China’s economy grew 6.7 percent in the third quarter from a year earlier, steady from the previous quarter and in line with expectations, as increased government spending and a property boom offset stubbornly weak exports.
Analysts polled by Reuters had predicted gross domestic product (GDP) data would show the world’s second-largest economy was stabilising, expanding at the same pace as in the first and second quarters and putting it on track to hit the government’s full-year target.
But slumping private investment, surging debt levels and the risk of a property market correction are leaving growth more dependent on government spending and keeping global investors on edge.

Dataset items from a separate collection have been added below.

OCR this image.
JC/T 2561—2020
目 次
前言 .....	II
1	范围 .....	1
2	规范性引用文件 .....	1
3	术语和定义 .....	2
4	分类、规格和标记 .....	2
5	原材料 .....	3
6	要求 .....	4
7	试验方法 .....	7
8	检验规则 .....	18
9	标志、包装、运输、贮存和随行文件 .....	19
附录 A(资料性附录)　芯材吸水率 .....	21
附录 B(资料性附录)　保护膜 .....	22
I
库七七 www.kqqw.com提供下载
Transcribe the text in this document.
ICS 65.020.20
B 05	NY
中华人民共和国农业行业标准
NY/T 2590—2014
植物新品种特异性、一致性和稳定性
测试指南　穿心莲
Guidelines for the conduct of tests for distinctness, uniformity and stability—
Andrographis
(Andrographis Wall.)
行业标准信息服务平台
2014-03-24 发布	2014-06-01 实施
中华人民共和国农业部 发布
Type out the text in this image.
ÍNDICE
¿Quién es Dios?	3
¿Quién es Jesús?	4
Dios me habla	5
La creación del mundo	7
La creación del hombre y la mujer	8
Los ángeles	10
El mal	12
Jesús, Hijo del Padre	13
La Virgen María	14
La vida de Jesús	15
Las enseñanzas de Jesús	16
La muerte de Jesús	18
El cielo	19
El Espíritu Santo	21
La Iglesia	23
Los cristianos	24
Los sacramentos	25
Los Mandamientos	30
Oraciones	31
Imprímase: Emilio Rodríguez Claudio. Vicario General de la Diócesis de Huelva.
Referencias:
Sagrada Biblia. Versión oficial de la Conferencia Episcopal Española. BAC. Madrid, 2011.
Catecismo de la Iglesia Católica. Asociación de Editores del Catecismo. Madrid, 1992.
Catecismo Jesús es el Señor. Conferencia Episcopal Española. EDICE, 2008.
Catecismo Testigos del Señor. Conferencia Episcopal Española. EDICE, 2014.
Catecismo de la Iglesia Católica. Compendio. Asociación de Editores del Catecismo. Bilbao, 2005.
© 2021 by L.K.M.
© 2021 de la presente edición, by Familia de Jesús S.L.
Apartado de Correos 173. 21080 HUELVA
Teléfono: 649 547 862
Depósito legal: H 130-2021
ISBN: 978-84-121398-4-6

Real estate investment growth ticked up to 5.8 percent in January to September, a slight increase from 5.4 percent over the first eight months. But many cities are moving to restrict home sales as prices surge over 50 percent in some places, leading to concerns that growth will take a hit.
“Looking ahead, we think that the cooling measures in property market will weigh on China’s economy over the coming quarters,” Commerzbank economist Zhou Hao in Hong Kong said in a note.

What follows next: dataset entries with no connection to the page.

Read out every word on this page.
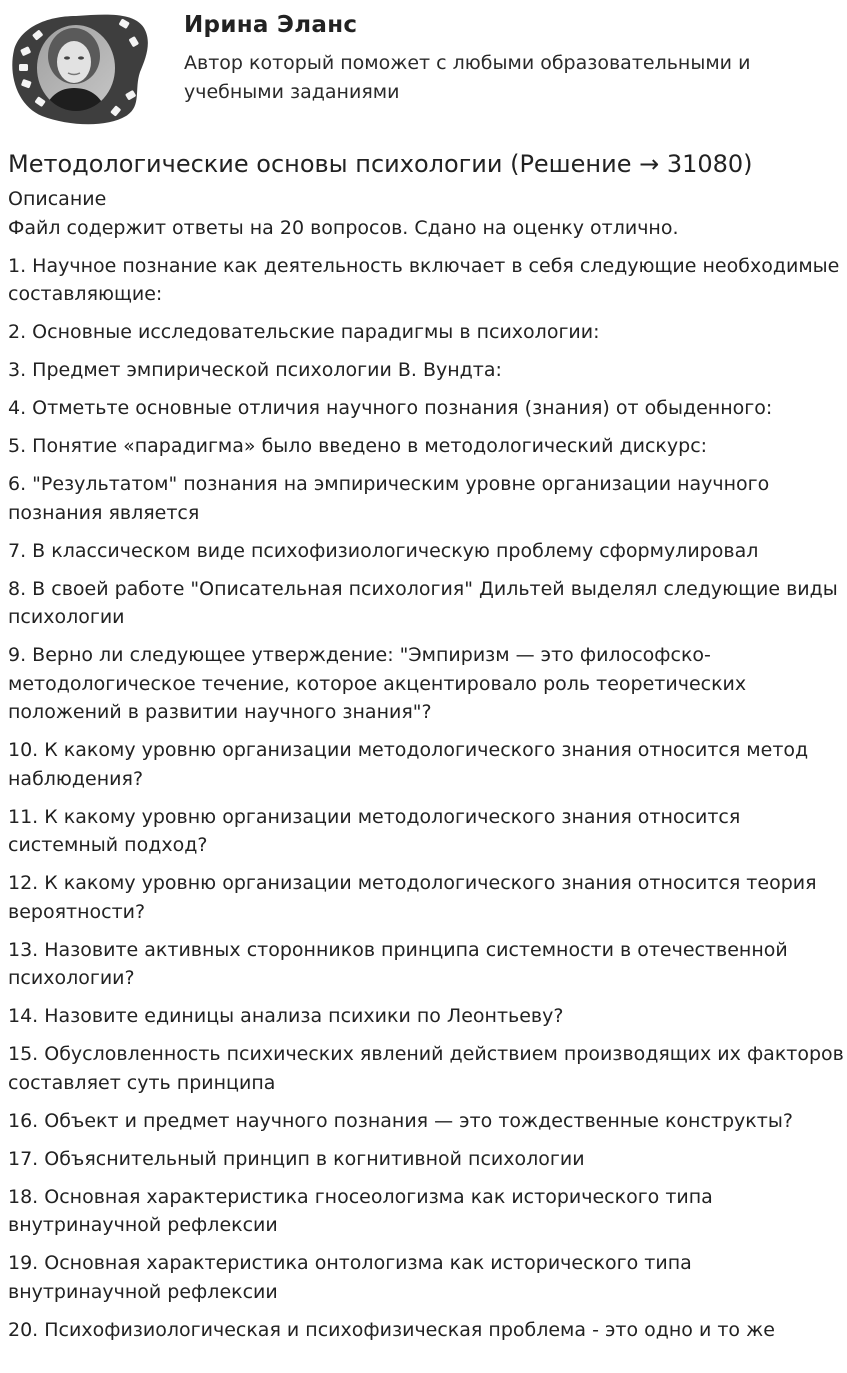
Ирина Эланс
Автор который поможет с любыми образовательными и учебными заданиями
Методологические основы психологии (Решение → 31080)
Описание

Файл содержит ответы на 20 вопросов. Сдано на оценку отлично.

1. Научное познание как деятельность включает в себя следующие необходимые составляющие:
2. Основные исследовательские парадигмы в психологии:
3. Предмет эмпирической психологии В. Вундта:
4. Отметьте основные отличия научного познания (знания) от обыденного:
5. Понятие «парадигма» было введено в методологический дискурс:
6. "Результатом" познания на эмпирическим уровне организации научного познания является
7. В классическом виде психофизиологическую проблему сформулировал
8. В своей работе "Описательная психология" Дильтей выделял следующие виды психологии
9. Верно ли следующее утверждение: "Эмпиризм — это философско-методологическое течение, которое акцентировало роль теоретических положений в развитии научного знания"?
10. К какому уровню организации методологического знания относится метод наблюдения?
11. К какому уровню организации методологического знания относится системный подход?
12. К какому уровню организации методологического знания относится теория вероятности?
13. Назовите активных сторонников принципа системности в отечественной психологии?
14. Назовите единицы анализа психики по Леонтьеву?
15. Обусловленность психических явлений действием производящих их факторов составляет суть принципа
16. Объект и предмет научного познания — это тождественные конструкты?
17. Объяснительный принцип в когнитивной психологии
18. Основная характеристика гносеологизма как исторического типа внутринаучной рефлексии
19. Основная характеристика онтологизма как исторического типа внутринаучной рефлексии
20. Психофизиологическая и психофизическая проблема - это одно и то же
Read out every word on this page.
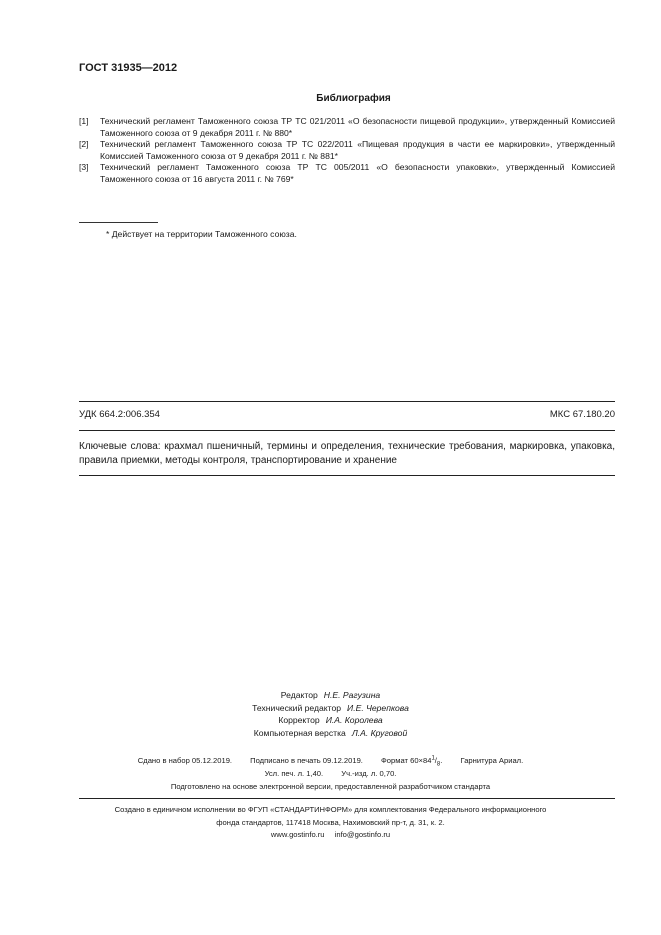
ГОСТ 31935—2012
Библиография
[1]	Технический регламент Таможенного союза ТР ТС 021/2011 «О безопасности пищевой продукции», утвержденный Комиссией Таможенного союза от 9 декабря 2011 г. № 880*
[2]	Технический регламент Таможенного союза ТР ТС 022/2011 «Пищевая продукция в части ее маркировки», утвержденный Комиссией Таможенного союза от 9 декабря 2011 г. № 881*
[3]	Технический регламент Таможенного союза ТР ТС 005/2011 «О безопасности упаковки», утвержденный Комиссией Таможенного союза от 16 августа 2011 г. № 769*
* Действует на территории Таможенного союза.
УДК 664.2:006.354	МКС 67.180.20
Ключевые слова: крахмал пшеничный, термины и определения, технические требования, маркировка, упаковка, правила приемки, методы контроля, транспортирование и хранение
Редактор Н.Е. Рагузина
Технический редактор И.Е. Черепкова
Корректор И.А. Королева
Компьютерная верстка Л.А. Круговой
Сдано в набор 05.12.2019. Подписано в печать 09.12.2019. Формат $60\times 84^1/_8$. Гарнитура Ариал.
Усл. печ. л. 1,40. Уч.-изд. л. 0,70.
Подготовлено на основе электронной версии, предоставленной разработчиком стандарта
Создано в единичном исполнении во ФГУП «СТАНДАРТИНФОРМ» для комплектования Федерального информационного
фонда стандартов, 117418 Москва, Нахимовский пр-т, д. 31, к. 2.
www.gostinfo.ru info@gostinfo.ru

Official data showed consumption contributed 71 percent of GDP growth in the first three quarters of the year, compared to the 66.4 percent contribution for 2015. The increase is partly due to contracting net exports but also indicates some success in rebalancing from investment-led growth.

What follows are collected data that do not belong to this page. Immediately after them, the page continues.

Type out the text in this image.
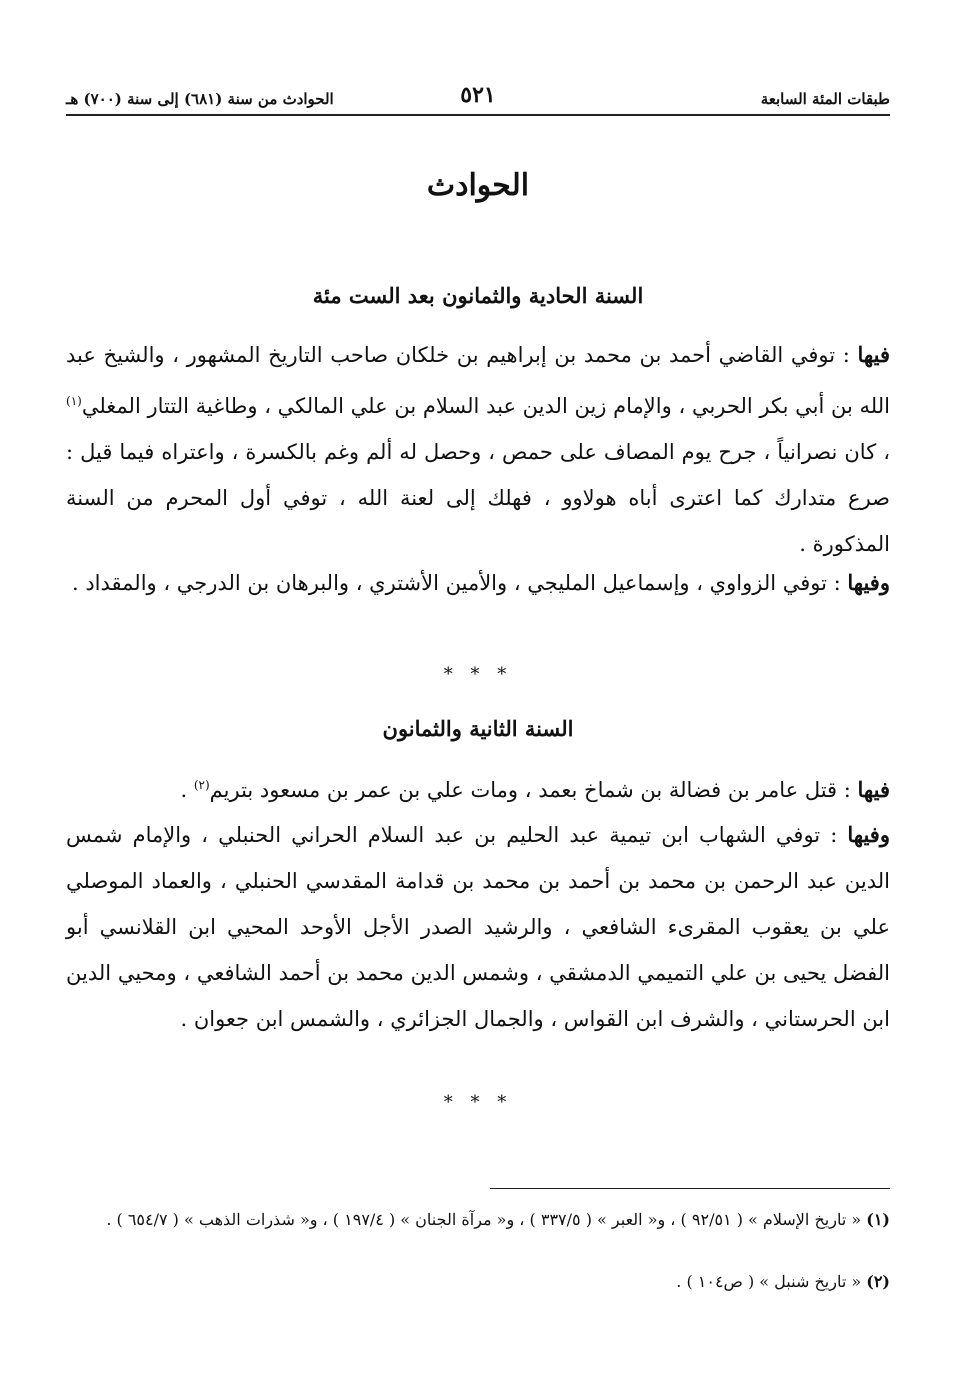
طبقات المئة السابعة
٥٢١
الحوادث من سنة (٦٨١) إلى سنة (٧٠٠) هـ
الحوادث
السنة الحادية والثمانون بعد الست مئة
فيها : توفي القاضي أحمد بن محمد بن إبراهيم بن خلكان صاحب التاريخ المشهور ، والشيخ عبد الله بن أبي بكر الحربي ، والإمام زين الدين عبد السلام بن علي المالكي ، وطاغية التتار المغلي$^{(١)}$ ، كان نصرانياً ، جرح يوم المصاف على حمص ، وحصل له ألم وغم بالكسرة ، واعتراه فيما قيل : صرع متدارك كما اعترى أباه هولاوو ، فهلك إلى لعنة الله ، توفي أول المحرم من السنة المذكورة .
وفيها : توفي الزواوي ، وإسماعيل المليجي ، والأمين الأشتري ، والبرهان بن الدرجي ، والمقداد .
* * *
السنة الثانية والثمانون
فيها : قتل عامر بن فضالة بن شماخ بعمد ، ومات علي بن عمر بن مسعود بتريم$^{(٢)}$ .
وفيها : توفي الشهاب ابن تيمية عبد الحليم بن عبد السلام الحراني الحنبلي ، والإمام شمس الدين عبد الرحمن بن محمد بن أحمد بن محمد بن قدامة المقدسي الحنبلي ، والعماد الموصلي علي بن يعقوب المقرىء الشافعي ، والرشيد الصدر الأجل الأوحد المحيي ابن القلانسي أبو الفضل يحيى بن علي التميمي الدمشقي ، وشمس الدين محمد بن أحمد الشافعي ، ومحيي الدين ابن الحرستاني ، والشرف ابن القواس ، والجمال الجزائري ، والشمس ابن جعوان .
* * *
(١) « تاريخ الإسلام » ( ٩٢/٥١ ) ، و« العبر » ( ٣٣٧/٥ ) ، و« مرآة الجنان » ( ١٩٧/٤ ) ، و« شذرات الذهب » ( ٦٥٤/٧ ) .
(٢) « تاريخ شنبل » ( ص١٠٤ ) .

The economy grew 1.8 percent quarter-on-quarter, the National Bureau of Statistics said on Wednesday, in line with market forecasts and compared with revised 1.9 percent quarterly growth in the second quarter.
The government has set a growth target of 6.5-7 percent for the full year. The economy expanded 6.9 percent in 2015, the slowest pace in a quarter of a century.
The statistics bureau said in a statement that many uncertain factors in the economy remain and that the foundation for sustained growth is not solid.